Лицо у мамки сделалось совсем страдальческое.
– Послать-то нельзя к ним. У них адрес.
– Что-о?
– Адрес у них. Кабы у них адресу не было, я бы сама к ним сбегала. А у них адрес.
– Да ты что плетешь-то? – удивился швейцар.
– Я правду говорю. Вон у нас в деревне адресу нет, так я кого угодно найду. А здесь у каждого человека адрес. Да и не одинаковый: у свояка один, а у невестки другой, а у сдвурод-ной Лукерьи опять особый. А барыни вчерась сказала, что у меня теперь адрес тоже есть и что без адреса меня никто и не най-де-от!
Мамка вся сморщилась, так что слезы брызнули на пеструю грудь сарафана.
– Ишь, ревет! – даже испугался швейцар. – Да что она, тебе адрес-то свой сказала?
– Говорила, да ведь адрес-то все равно никто запомнить не может.
Швейцар раздумчиво почесал в бороде.
– Ч-черт! Что же я тебе писать-то буду?
– Да уж напишите побольше, вы ученые, вы лучше знаете.
Круглые, испуганные глаза смотрели с мольбой и отчаянием.
Швейцар вздохнул.
– Ну, делать нечего, буду писать от себя что-нибудь интеллигентное… Гм… и низко кланяюсь… от Господа доброго здоровья… авиация достигает специальных размеров производства… сезонная жизнь в полном разгаре… и в чаду маскарадных наслаждений отдаемся азарту бешеных страстей… Остаюсь известная дочь – Марфа, что ли?
– Мавра.
– Дочь Мавра. А за нее, по неграмотности, Иван Вавилов Копров.

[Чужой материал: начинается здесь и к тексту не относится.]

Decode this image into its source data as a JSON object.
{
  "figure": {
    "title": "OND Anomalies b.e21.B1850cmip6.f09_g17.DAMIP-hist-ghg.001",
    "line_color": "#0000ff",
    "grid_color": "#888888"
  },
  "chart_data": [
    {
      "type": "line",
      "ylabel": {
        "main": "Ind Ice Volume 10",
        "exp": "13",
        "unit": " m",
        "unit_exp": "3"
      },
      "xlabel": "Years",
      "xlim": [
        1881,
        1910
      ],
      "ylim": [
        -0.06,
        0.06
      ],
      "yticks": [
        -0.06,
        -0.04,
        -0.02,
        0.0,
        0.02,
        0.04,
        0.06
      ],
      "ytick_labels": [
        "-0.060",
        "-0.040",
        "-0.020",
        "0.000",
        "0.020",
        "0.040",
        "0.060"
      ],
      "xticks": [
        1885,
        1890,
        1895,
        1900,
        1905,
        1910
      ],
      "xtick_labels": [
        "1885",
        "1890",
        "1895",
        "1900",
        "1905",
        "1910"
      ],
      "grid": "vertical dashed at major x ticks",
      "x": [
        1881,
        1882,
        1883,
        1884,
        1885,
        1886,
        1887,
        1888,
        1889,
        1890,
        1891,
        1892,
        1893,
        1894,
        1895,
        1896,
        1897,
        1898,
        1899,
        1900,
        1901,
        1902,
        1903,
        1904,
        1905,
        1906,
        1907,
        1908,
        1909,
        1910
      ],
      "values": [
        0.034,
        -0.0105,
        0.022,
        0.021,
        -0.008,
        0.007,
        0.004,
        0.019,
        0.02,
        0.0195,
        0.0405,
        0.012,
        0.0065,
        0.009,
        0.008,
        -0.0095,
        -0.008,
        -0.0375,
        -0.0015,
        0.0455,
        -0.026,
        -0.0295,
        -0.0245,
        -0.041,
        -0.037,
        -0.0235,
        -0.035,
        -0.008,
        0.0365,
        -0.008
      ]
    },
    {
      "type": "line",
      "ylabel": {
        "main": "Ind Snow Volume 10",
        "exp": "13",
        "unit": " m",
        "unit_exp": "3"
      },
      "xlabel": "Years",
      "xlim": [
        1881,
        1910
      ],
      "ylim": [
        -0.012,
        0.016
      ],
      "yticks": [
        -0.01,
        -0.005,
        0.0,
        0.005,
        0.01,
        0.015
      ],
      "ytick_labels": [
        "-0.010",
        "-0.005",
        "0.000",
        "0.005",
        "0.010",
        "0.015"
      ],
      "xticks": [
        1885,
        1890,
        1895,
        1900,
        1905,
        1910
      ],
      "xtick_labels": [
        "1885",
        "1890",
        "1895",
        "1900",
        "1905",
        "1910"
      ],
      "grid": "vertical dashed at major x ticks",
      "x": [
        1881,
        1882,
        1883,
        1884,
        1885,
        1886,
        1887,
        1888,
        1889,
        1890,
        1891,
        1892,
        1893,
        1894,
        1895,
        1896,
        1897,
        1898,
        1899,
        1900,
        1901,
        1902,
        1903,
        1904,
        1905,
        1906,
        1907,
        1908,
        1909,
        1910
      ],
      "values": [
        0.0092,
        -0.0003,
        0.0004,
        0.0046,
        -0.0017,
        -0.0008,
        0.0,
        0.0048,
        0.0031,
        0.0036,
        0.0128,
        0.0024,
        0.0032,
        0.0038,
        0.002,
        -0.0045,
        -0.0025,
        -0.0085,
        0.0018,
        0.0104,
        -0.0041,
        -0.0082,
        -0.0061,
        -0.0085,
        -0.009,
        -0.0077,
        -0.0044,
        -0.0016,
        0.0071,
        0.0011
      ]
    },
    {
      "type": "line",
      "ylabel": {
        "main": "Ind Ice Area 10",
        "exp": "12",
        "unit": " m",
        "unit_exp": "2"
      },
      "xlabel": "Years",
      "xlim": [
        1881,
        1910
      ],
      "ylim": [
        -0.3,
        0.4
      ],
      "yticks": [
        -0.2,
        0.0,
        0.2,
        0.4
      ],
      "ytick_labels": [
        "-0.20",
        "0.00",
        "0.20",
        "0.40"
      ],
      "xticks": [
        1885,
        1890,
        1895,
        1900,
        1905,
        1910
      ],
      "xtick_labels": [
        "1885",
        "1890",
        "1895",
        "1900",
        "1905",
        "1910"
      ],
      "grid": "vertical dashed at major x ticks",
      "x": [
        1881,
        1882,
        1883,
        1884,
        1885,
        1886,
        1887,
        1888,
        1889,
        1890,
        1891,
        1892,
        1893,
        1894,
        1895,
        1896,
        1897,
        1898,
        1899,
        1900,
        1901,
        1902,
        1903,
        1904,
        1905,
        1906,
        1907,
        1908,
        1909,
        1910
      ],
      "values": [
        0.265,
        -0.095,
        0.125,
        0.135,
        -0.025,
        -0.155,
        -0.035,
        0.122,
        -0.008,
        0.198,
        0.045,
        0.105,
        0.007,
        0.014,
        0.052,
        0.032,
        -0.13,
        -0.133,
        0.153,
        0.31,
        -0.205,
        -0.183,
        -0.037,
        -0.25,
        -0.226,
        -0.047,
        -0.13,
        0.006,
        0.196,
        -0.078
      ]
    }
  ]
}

Швейцар окружил свою подпись сиянием, украсил завитушками, полюбовался и передал письмо мамке.
– Смотри, не размажь. Деревня! Довольна, что ли?
– Дай тебе, Господи, здоровья.
– Да и не плачь ты, иродица! Ну и нар-род!
После праздников
В классе сыро и душно.
Не топленные во время праздников печи отдают дымом.
Варя Зыбина сидит на второй скамейке и может укрыться от взоров учителя, нагнув немножко вбок свою кудрявую голову, потому что девочка, сидящая перед ней, выше ее ростом.